Der Antrag zur Einführung eines Waffenregisters geht ins Leere, denn er ist ohnehin erforderlich. Aufgrund von EURegelungen ist es geboten, bis Ende 2014 ein Nationales Waffenregister einzuführen. Details werden in einer Arbeitsgruppe „Nationales Waffenregister“ verhandelt. Die Bund-Länder-Arbeitsgruppe hat Ende April erstmalig getagt. Für Ergebnisse ist es bislang noch zu früh. Es zeichnet sich jedoch bereits ab, dass deutlich vor dem geforderten Stichtag vermutlich ein zentrales computergestütztes Waffenregister eingeführt werden wird.

Seit der letzten Änderung des Waffengesetzes im März 2008 wurde bereits das Führen von Anscheinswaffen in der Öffentlichkeit verboten. Erfahrungen sind erst einmal abzuwarten. Wir lehnen dies zum jetzigen Zeitpunkt ab.

Aus meiner Sicht sind waffenrechtliche Regelungen erforderlich, die eng an das konkrete Bedürfnis geknüpft sind, die die sichere Verwahrung von Waffen und Munition in den Vordergrund stellen, eine umfassende Kontrolle und einen effektiven Vollzug des Waffenrechts ermöglichen und gleichzeitig keine unzumutbaren Einschränkungen für Schützen und Jäger beinhalten. Diesem Anspruch werden die von mir skizzierten Regelungen gerecht.

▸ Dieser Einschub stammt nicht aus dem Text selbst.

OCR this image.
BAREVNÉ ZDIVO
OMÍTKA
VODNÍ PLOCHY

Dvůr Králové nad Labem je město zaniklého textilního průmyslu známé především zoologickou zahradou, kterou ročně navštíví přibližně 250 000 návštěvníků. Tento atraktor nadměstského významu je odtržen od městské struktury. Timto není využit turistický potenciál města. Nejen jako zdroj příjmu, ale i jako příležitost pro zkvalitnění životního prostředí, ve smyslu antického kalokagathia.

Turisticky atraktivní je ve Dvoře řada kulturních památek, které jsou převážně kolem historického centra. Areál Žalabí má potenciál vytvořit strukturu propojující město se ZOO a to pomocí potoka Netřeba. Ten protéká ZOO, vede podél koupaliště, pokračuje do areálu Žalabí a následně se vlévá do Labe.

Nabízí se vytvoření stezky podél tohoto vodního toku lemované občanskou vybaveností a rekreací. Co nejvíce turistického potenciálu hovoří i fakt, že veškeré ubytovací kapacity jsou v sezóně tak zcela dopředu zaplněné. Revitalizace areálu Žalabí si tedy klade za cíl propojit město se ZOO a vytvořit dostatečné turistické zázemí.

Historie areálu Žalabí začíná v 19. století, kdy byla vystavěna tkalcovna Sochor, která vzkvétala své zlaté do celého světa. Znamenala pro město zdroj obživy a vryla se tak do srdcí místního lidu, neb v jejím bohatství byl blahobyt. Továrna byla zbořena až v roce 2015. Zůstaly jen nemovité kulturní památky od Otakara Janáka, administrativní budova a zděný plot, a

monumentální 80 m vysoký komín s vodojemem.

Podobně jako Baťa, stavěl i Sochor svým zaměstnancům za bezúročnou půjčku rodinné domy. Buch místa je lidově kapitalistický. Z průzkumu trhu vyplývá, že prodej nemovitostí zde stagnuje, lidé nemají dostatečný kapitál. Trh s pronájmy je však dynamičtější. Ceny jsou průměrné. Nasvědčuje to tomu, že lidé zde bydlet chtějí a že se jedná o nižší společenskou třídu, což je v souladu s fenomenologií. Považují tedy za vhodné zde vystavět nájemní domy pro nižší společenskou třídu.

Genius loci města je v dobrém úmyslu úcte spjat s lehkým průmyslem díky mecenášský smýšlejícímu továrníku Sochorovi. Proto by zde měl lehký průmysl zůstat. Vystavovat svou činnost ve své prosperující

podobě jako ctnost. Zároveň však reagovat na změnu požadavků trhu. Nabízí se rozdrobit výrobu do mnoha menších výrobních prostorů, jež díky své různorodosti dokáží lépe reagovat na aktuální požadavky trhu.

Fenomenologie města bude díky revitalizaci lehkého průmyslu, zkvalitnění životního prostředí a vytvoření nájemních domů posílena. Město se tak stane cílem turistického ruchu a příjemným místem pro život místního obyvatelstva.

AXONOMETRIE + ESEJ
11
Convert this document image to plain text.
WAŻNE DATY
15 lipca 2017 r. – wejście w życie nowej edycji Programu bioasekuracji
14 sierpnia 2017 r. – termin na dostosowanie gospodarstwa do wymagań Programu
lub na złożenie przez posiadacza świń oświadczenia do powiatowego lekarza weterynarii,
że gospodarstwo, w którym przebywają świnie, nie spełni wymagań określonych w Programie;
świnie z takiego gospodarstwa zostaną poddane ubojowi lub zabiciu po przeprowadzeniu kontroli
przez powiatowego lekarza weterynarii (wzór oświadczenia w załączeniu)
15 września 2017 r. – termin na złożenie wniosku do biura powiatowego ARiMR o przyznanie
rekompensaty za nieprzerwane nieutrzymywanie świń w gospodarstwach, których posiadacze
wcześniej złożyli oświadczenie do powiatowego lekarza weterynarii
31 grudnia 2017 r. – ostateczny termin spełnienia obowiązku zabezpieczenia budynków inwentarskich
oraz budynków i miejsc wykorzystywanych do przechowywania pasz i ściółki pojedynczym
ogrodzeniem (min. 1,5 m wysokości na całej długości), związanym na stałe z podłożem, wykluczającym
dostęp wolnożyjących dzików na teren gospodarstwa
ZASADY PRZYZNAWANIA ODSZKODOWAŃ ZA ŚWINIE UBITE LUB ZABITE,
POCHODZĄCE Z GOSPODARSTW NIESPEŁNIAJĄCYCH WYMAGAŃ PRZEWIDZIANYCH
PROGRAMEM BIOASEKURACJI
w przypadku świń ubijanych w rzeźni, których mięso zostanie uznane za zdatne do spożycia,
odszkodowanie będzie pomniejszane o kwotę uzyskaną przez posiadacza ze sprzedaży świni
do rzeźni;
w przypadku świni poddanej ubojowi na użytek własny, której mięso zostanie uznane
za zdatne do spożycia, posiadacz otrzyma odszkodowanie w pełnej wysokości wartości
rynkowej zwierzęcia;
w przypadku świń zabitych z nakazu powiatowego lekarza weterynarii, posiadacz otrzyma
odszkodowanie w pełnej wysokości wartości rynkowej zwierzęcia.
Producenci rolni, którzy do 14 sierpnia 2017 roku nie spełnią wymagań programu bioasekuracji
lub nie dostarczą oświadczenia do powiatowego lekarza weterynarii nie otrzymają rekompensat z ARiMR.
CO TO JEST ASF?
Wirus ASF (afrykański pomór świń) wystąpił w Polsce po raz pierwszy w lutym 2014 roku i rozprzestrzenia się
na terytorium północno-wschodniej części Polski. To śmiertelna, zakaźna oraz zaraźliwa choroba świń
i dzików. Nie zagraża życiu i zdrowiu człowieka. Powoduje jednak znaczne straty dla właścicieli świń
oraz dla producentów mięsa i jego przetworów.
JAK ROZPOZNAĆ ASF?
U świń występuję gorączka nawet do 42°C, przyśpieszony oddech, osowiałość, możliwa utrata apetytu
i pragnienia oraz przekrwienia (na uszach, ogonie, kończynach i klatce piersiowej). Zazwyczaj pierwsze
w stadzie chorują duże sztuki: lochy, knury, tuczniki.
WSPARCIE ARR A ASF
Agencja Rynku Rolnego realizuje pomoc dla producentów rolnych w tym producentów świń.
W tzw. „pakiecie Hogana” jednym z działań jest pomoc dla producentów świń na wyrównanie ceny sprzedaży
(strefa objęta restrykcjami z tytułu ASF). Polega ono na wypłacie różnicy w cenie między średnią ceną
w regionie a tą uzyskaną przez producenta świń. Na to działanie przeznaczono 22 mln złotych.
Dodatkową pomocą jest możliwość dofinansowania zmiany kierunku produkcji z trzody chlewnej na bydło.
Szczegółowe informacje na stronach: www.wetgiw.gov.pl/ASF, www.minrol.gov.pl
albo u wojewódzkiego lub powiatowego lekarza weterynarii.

Zukünftig wird es aber auch keine „einfachen Antworten“ darauf geben, wie es zu diesem Amoklauf kam und wie künftige Taten verhindert werden können. Dies ist nicht nur eine Frage des Waffenrechts, sondern unsere gesamte

Gesellschaft ist gefordert – die Schulen, die Familien, die Medien und der Jugendschutz.

Meine Damen und Herren! Die 137. Sitzung des 4. Sächsischen Landtages ist beendet. Das Präsidium hat die 138. Sitzung für Mitt

woch, den 24. Juni 2009, 10:00 Uhr, einberufen. Bis dahin alles Gute!